半个时辰之后,君墨染见她昏昏欲睡,薄唇轻启,特特解释道,“本王和那侍婢什么事都没发生。之所以将她按在桌案上,纯粹是为了割去她令人生厌的舌。”
“爷没怀疑过你。”
“当真?”
凤无忧再不敢怠慢,她若不说明白点儿,今儿个估计就得交代在榻上了。
“千真万确。爷只是因那侍婢所言,心里有些不舒坦。再者,她脱得那么干净,你还同她亲近,爷不开心。
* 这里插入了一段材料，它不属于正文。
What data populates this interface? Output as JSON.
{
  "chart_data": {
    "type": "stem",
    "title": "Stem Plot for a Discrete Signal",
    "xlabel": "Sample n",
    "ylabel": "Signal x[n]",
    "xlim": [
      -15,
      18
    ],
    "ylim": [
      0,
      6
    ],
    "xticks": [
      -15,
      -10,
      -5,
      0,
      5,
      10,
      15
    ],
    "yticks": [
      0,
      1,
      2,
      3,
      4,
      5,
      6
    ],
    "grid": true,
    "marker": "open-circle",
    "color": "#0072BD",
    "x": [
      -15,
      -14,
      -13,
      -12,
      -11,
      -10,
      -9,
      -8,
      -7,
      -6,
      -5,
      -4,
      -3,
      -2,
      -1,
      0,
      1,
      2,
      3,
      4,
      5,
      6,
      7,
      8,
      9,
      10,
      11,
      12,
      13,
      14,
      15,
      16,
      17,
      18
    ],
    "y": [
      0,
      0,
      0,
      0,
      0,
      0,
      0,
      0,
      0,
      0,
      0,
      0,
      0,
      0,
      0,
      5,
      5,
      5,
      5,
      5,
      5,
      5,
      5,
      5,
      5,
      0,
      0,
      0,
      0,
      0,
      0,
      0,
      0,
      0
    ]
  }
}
”
“亲近?”
君墨染顿觉无语,他明明在全神贯注地割她的舌,根本没注意到那侍婢到底穿了没穿。
凤无忧反问着他,“倘若,爷这么对待其他男人,你受得了?”
“你说得对。本王确实受不了。”
君墨染微微颔首,他瞅着凤无忧骤亮的眸光,依旧不打算放过她。
“本王向来公允。错怪了你,自然是要身体力行地弥补过错。”
“君墨染,你未免太过霸道!爷算是看明白了,你根本不是来同爷算账的,你分明是馋爷的身子!”
“嗯。”
君墨染极其爽快地应着,“本王馋自己的女人,有何过错?”
“爷肚子疼。”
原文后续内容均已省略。